Analysis: educating the 'digital citizens' of tomorrow

Computing invited a panel of education experts to give their views on how best to equip young people for tomorrow's digital economy. Peter Gothard listened in

"Under the old ICT curriculum, I think there was a lot of rhetoric like ‘digital citizenship' and ‘21st century skills' that was rather vaguely defined and I don't think that was very helpful," Crispin Weston, chairman of the British Standard Institution's committee for learning, education and training, told Computing. "In part of Michael Gove's speech in January last year he called for an intelligent, serious conversation about how technology could be applied to education to improve teaching and learning, and I think that's still a question that hasn't really been answered properly."

But Weston believes that attempts to "disentangle" so-called citizenry from the raw coding process of computing have revealed a selection of key skills - identity protection on the web, social participation in an online environment - that should not be "terribly difficult" for students to pick up.

Weston said government skills champion Ian Livingstone was right to highlight the importance of core academic disciplines in his 2011 NESTA Next Gen report.

"In the report, Ian came back again and again to maths and physics - a lot of these core academic skills that are actually very important, and I think there's a slight myth that we need to go more quickly to more vocational things," said Weston. "I think productivity is very important, but there's a very important relationship between creativity and skills and knowledge - I don't think you can have one without the others."

But Weston went on to state that the sort of computerised environments that facilitate creative, "games-based" learning across subject areas "do not exist yet".

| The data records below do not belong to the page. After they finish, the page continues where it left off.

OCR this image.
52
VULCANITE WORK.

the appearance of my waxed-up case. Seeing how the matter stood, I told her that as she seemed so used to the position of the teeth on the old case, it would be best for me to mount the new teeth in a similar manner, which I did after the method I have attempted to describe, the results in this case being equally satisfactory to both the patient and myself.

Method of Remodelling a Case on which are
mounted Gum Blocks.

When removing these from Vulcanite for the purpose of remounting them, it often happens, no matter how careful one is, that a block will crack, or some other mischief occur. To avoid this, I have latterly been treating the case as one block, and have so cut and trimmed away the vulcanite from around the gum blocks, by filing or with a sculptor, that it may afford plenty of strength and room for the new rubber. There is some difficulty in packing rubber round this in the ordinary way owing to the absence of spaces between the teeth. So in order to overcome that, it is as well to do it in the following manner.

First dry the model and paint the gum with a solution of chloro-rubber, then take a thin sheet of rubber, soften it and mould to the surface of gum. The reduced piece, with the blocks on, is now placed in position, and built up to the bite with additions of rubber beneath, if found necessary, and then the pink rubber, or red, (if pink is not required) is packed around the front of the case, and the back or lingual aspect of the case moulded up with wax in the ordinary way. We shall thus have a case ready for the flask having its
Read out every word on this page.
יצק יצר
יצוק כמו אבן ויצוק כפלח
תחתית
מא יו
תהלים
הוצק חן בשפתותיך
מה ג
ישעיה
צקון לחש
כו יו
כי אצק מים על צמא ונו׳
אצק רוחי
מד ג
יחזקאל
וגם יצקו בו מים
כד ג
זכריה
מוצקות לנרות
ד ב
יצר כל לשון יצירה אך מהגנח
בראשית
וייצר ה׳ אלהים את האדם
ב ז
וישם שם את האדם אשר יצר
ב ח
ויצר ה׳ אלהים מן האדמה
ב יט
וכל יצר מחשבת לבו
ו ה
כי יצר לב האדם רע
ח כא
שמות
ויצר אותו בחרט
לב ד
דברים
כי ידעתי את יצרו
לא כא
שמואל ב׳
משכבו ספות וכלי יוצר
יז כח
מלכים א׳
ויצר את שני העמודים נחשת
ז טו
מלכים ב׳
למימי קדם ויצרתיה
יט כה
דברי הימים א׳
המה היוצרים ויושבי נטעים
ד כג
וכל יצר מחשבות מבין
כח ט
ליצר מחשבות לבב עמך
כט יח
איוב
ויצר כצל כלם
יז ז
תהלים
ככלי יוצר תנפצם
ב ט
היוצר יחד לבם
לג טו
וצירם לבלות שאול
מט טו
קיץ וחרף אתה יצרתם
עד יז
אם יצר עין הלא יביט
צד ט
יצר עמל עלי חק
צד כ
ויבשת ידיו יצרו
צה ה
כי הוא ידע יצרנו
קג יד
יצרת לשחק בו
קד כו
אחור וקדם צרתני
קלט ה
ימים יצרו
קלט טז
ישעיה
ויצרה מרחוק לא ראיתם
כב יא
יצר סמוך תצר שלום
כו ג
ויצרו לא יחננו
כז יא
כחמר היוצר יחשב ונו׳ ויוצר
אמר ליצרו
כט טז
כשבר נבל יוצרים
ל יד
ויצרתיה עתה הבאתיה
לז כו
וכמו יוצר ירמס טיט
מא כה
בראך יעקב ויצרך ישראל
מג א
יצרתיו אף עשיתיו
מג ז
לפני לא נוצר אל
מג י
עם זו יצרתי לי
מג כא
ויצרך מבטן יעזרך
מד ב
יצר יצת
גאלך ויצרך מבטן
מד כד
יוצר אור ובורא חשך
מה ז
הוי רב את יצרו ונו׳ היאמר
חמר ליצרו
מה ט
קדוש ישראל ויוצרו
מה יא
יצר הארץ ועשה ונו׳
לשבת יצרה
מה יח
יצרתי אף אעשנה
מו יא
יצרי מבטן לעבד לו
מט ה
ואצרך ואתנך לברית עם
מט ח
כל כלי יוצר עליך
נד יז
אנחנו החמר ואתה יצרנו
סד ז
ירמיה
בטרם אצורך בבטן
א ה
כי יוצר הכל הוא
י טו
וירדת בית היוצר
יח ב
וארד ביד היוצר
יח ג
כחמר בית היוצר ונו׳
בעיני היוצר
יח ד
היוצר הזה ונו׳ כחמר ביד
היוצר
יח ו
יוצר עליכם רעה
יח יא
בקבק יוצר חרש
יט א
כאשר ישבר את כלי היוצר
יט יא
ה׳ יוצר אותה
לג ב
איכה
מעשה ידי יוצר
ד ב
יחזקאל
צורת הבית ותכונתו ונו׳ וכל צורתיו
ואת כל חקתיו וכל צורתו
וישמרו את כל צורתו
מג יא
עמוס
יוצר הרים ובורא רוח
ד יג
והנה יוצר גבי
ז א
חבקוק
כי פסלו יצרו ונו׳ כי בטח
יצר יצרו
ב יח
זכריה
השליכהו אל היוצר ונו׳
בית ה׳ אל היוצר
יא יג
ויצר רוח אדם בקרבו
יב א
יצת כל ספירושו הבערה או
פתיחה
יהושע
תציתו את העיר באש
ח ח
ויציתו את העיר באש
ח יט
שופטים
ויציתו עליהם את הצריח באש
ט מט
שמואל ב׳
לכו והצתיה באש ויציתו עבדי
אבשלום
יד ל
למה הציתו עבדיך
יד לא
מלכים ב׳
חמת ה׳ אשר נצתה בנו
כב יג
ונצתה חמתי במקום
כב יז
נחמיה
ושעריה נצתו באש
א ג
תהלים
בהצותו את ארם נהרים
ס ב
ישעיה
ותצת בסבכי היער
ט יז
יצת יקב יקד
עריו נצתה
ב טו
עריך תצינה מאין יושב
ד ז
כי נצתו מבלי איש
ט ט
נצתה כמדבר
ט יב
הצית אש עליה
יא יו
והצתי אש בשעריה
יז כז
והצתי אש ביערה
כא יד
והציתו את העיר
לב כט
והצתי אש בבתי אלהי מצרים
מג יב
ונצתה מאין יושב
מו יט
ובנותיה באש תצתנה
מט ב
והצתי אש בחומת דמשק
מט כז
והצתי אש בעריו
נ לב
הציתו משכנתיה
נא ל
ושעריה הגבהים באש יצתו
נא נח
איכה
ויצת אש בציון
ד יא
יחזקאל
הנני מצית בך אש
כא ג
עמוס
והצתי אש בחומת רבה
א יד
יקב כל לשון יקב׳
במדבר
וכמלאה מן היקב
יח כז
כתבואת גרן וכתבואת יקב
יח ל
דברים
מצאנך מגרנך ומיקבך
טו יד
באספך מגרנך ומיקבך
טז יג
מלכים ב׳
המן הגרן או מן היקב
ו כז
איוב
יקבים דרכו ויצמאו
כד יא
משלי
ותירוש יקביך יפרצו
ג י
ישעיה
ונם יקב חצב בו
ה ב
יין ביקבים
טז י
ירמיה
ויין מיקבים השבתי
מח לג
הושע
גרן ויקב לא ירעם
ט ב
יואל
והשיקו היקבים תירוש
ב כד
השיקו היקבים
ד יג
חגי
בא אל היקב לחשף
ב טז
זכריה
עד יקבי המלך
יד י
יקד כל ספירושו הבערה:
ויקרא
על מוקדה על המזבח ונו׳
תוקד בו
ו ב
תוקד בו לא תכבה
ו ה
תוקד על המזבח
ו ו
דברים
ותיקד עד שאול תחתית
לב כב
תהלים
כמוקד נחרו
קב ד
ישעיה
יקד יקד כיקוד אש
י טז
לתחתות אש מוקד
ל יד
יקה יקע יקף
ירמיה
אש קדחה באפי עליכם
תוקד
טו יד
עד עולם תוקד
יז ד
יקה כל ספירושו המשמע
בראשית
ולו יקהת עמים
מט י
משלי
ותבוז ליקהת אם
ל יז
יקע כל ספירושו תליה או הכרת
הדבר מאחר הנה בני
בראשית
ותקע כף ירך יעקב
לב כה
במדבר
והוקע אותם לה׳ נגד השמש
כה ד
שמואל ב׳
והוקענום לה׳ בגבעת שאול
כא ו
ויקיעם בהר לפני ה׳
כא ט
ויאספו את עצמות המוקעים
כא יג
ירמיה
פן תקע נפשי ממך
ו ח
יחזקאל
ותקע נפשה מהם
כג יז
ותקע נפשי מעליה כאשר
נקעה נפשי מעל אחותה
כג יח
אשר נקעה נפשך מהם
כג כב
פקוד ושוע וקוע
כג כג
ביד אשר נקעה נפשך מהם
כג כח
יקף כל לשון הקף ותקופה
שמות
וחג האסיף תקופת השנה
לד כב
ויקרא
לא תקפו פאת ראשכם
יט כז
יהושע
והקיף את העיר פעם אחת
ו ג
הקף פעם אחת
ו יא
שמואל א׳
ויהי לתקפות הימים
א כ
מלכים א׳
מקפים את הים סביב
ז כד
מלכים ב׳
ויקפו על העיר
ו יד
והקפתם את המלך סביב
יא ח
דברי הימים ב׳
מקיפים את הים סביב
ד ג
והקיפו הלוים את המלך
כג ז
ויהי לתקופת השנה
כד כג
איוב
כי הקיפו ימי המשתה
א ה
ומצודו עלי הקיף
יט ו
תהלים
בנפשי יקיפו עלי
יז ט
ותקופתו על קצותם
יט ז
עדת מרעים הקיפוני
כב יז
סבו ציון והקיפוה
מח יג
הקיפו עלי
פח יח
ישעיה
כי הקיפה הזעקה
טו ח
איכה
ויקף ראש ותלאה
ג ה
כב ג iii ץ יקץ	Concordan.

Livingstone, however, argued that such rigid frameworks are not necessary: "I think computing exemplifies the way learning should be more in-context, relevant and fun," said Livingstone. "Games-based learning where you can learn mathematics playing a game, setting people problems that are mathematical problems, but it's not just the pure maths bit, it's the applied maths, giving a problem, finding out how they're going to solve it, for me is more exciting for children."

While Livingstone argued that a videogame such as Angry Birds could fulfil these criteria quite easily, he explained it's also not so important to get hung up on the technology, but rather consider the teaching theory itself. Telling children to use whatever resources they can to work out how to move Mount Fuji from one place to the other in dump trucks, for example, would naturally lead them to using computers to find an answer.

"What's wrong with them learning through YouTube, or peer to peer learning, or downloading the best resources in the world from MIT?" asked Livingstone. "The children and the teachers learning together? Collaboration is what they're going to be doing in their real lives, so let them collaborate.

"We've all got different skills, but we always tend to set children learning the same information by rote and regurgitation in order to pass an examination, but often that examination has no use."

While Phill Bryant, qualifications group manager for OCR Examinations, didn't agree that exams have "no use", he argued that exam boards need to be following more encompassing ICT education plans with "qualification beyond just the assessment, and looking at the learning it encapsulates as well".

"The GCSE will need to evolve," said Bryant. "It's a fantastic step that computer science has been recognised as part of the key curriculum, but we do need to keep making sure assessment is keeping up."

Joanna Poplawska, co-founder of the Corporate IT Forum Education and Skills Commission, added that "it's important to remember that over 50 per cent of IT professionals are going to work for [large organisations such as McDonald's] that are represented by the forum, as opposed to the vendor community."

Poplawska voiced concerns that, with 900,000 ICT jobs forecast to be available in Europe by 2015, the 2014 target for UK education reform seems a one-shot opportunity: the UK needs to shape up quickly.

"I don't think we have a choice," said Poplawska. "You can see it across Europe; there's widespread agreement that ICT education is a massive driver behind the economy. At the same time, it's agreed education is not doing enough. There are gaps there that need to be filled."